Игорь Степанов: Сложный вопрос. Вы же прекрасно понимаете, что это интервью готовило большое количество специалистов. Там наверняка на обороте бумаг, которые зачитывал Бортников, стоит куча согласований, куча исполнителей, начальники отделов, начальники управлений и так далее. Поэтому зацепиться там было достаточно сложно. Я очень сложную нашел зацепку, по которой мне удалось обратиться уже не к Бортникову с претензиями, а с претензиями к газете о том, чтобы они предоставили мне возможность опубликовать свое мнение. Действительно, это его мнение, достоверность или недостоверность мы сейчас даже не затрагиваем. Суть дела в том, что Пленум Верховного суда разъяснил, что право на ответ, на публикацию ответа гражданин получает даже в том случае, если вот эта статья, пусть она достоверная, но приведенные в ней факты изложены таким образом, что они создают одностороннее восприятие картины. Именно поэтому я требовал от «Российской газеты», чтобы мне предоставили возможность написать.
Елена Рыковцева: То есть вы пытаетесь высудить свое право опубликовать свой отклик?
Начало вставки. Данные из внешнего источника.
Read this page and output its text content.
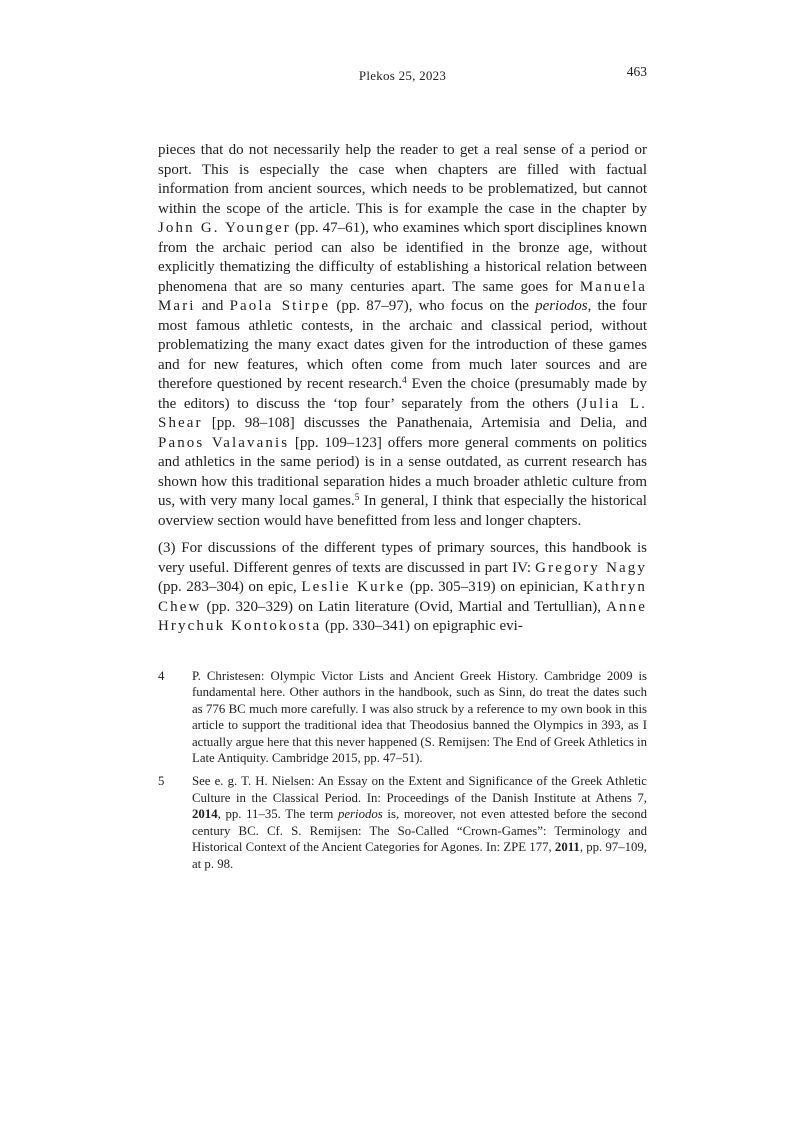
Plekos 25, 2023	463

pieces that do not necessarily help the reader to get a real sense of a period or sport. This is especially the case when chapters are filled with factual information from ancient sources, which needs to be problematized, but cannot within the scope of the article. This is for example the case in the chapter by John G. Younger (pp. 47–61), who examines which sport disciplines known from the archaic period can also be identified in the bronze age, without explicitly thematizing the difficulty of establishing a historical relation between phenomena that are so many centuries apart. The same goes for Manuela Mari and Paola Stirpe (pp. 87–97), who focus on the periodos, the four most famous athletic contests, in the archaic and classical period, without problematizing the many exact dates given for the introduction of these games and for new features, which often come from much later sources and are therefore questioned by recent research.$^4$ Even the choice (presumably made by the editors) to discuss the ‘top four’ separately from the others (Julia L. Shear [pp. 98–108] discusses the Panathenaia, Artemisia and Delia, and Panos Valavanis [pp. 109–123] offers more general comments on politics and athletics in the same period) is in a sense outdated, as current research has shown how this traditional separation hides a much broader athletic culture from us, with very many local games.$^5$ In general, I think that especially the historical overview section would have benefitted from less and longer chapters.

(3) For discussions of the different types of primary sources, this handbook is very useful. Different genres of texts are discussed in part IV: Gregory Nagy (pp. 283–304) on epic, Leslie Kurke (pp. 305–319) on epinician, Kathryn Chew (pp. 320–329) on Latin literature (Ovid, Martial and Tertullian), Anne Hrychuk Kontokosta (pp. 330–341) on epigraphic evi-

4	P. Christesen: Olympic Victor Lists and Ancient Greek History. Cambridge 2009 is fundamental here. Other authors in the handbook, such as Sinn, do treat the dates such as 776 BC much more carefully. I was also struck by a reference to my own book in this article to support the traditional idea that Theodosius banned the Olympics in 393, as I actually argue here that this never happened (S. Remijsen: The End of Greek Athletics in Late Antiquity. Cambridge 2015, pp. 47–51).
5	See e. g. T. H. Nielsen: An Essay on the Extent and Significance of the Greek Athletic Culture in the Classical Period. In: Proceedings of the Danish Institute at Athens 7, 2014, pp. 11–35. The term periodos is, moreover, not even attested before the second century BC. Cf. S. Remijsen: The So-Called “Crown-Games”: Terminology and Historical Context of the Ancient Categories for Agones. In: ZPE 177, 2011, pp. 97–109, at p. 98.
В этом сейчас суть иска, вы судитесь не с Бортниковым по поводу его высказываний, а с газетой, что вы тоже хотите высказаться по поводу того, что он сказал. Господи, что же им не опубликовать ваше мнение, что за проблема?
Игорь Степанов: Все дело в том, что если они опубликуют мое мнение, соответственно они признают, что Бортников мог быть не прав. Насколько я понимаю, у нас в России в последние годы ситуация такая, что власть не сдается, власть идет до конца и власть всегда права. Как всегда, она ошибается, всегда облажается, подскользнется, упадет, испачкается, но будет все равно держаться до последнего.
Елена Рыковцева: Сейчас вам отказал суд в праве на ответ в «Российской газете»?
Игорь Степанов: В праве на публикацию этого ответа именно в «Российской газете».
Елена Рыковцева: Вы получили отказ суда?
Игорь Степанов: Отказ был. Мотивировочной части еще нет.
Елена Рыковцева: Решение на чем основывается?
Игорь Степанов: Пока не знаю. Нам самим интересно.
Елена Рыковцева: Вы с чем связываете такую историю? Я даже к газете апеллировать не хочу, потому что они судятся, они скажут: суд решил, что мы еще тут может добавить? Как вы считаете, это потому, что речь идет о председателе ФСБ?
Леонид Гозман: Очевидно совершенно. Кто бы волновался по другому поводу? Если бы это был не Бортников, а Пупкин, Степанов ему отвечает, подумаешь, Степанов с Пупкиным поссорились, кого это волнует, конечно, опубликовали бы. То, что они говорят, что это личное мнение гражданина Российской Федерации Бортникова — это лицемерие. Статья называется «ФСБ расставляет акценты». Не Бортников высказывает свое мнение, а ФСБ расставляет акценты.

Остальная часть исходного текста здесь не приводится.